With the close of the spring academic term, however, colleges and university teachers around the world have recognized that there has been a shift in the way that we offer instruction, at least for the foreseeable future, as students may or may not return to campus in the fall. While some institutions have announced that they will be virtual in the fall, others have announced that students will return to campus; but the question of whether that will happen or not looms large. Some institutions have not yet made decisions. At the very least, many faculty members now find themselves planning for fall in a way that allows them to be flexible about whether the teaching they do will occur onsite or online. What this means in practice is that we need to be prepared to teach fully onsite and to shift to fully online teaching at a moment’s notice if an unanticipated campus closure should require it. As a result, many faculty members are now realizing that remote learning is just a first step in a longer journey to offering high quality online education. They are taking up new tools, which allow for synchronous or asynchronous learning. Offering high-quality online instruction by the fall term under these conditions is taking a huge amount of planning and work from those of us in the teaching trenches. Being ready for anything requires rethinking what we typically do in the college classroom, including reframing and reconceptualizing communication, engagement, community, and more. And faculty members are rising to the challenge as is evidenced by the number of discussions emerging on campuses, across social media, and through professional organizations. We are all discussing a number of ways to teach, including planning for fully online, blended, and hybrid instruction. Some of us are even considering HyFlex (hybrid-flexible) models in which students themselves have the choice within a single course of whether to learn asynchronously online only or through blended delivery with onsite or synchronous video conferencing for class meetings. Clearly institutions can and should provide support to faculty members as they plan for multiple methods of instruction through instructional design support, technological training, assistance with instructional delivery, and other related issues and challenges.

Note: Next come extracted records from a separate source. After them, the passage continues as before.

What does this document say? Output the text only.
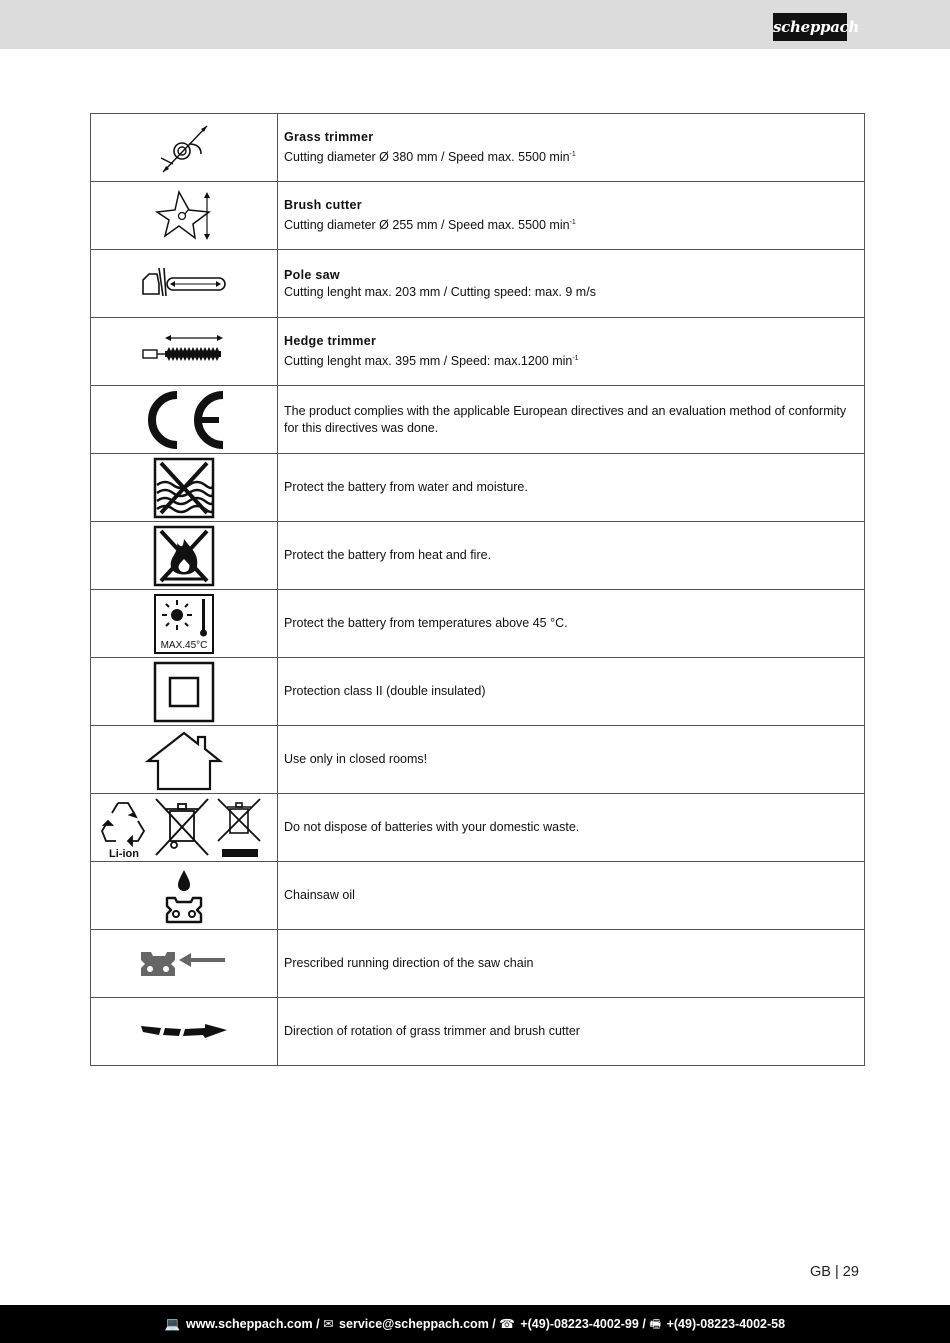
scheppach

Grass trimmer
Cutting diameter Ø 380 mm / Speed max. 5500 $\min^{-1}$

Brush cutter
Cutting diameter Ø 255 mm / Speed max. 5500 $\min^{-1}$

Pole saw
Cutting lenght max. 203 mm / Cutting speed: max. 9 m/s

Hedge trimmer
Cutting lenght max. 395 mm / Speed: max.1200 $\min^{-1}$

	The product complies with the applicable European directives and an evaluation method of conformity for this directives was done.

	Protect the battery from water and moisture.

	Protect the battery from heat and fire.

MAX.45°C	Protect the battery from temperatures above 45 °C.

	Protection class II (double insulated)

	Use only in closed rooms!

Li-ion	Do not dispose of batteries with your domestic waste.

	Chainsaw oil

	Prescribed running direction of the saw chain

	Direction of rotation of grass trimmer and brush cutter
GB | 29
💻 www.scheppach.com / ✉ service@scheppach.com / ☎ +(49)-08223-4002-99 / 🖷 +(49)-08223-4002-58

It stands to reason that the demand for online offerings will continue to grow even after colleges and universities reopen their campuses for onsite instruction. Even before the pandemic, many institutions were seeing declines in enrollment for campus-based programs and parallel increases in enrollment for their online courses. Parents and students themselves are likely to want options that allow them to continue their studies without a risk to personal health and safety. This shift will necessitate continued shifts in our thinking about what teaching and learning in higher education means and how we can best accomplish it. As a result, distance education and online learning likely will evolve quickly, and we will likely see very different models of instruction going forward. Institutions can help faculty members prepare for these changes and support them as they carry them out.

The faculty will continue to innovate as the situation demands. As Plato suggested, “necessity is the mother of invention.” In this time of crisis, the necessity of offering instruction online is fostering the invention of new ways of teaching and learning in higher education. Institutions need to stand ready to offer the support that faculty will need in order to do this remarkable and innovative work leading our institutions into the future.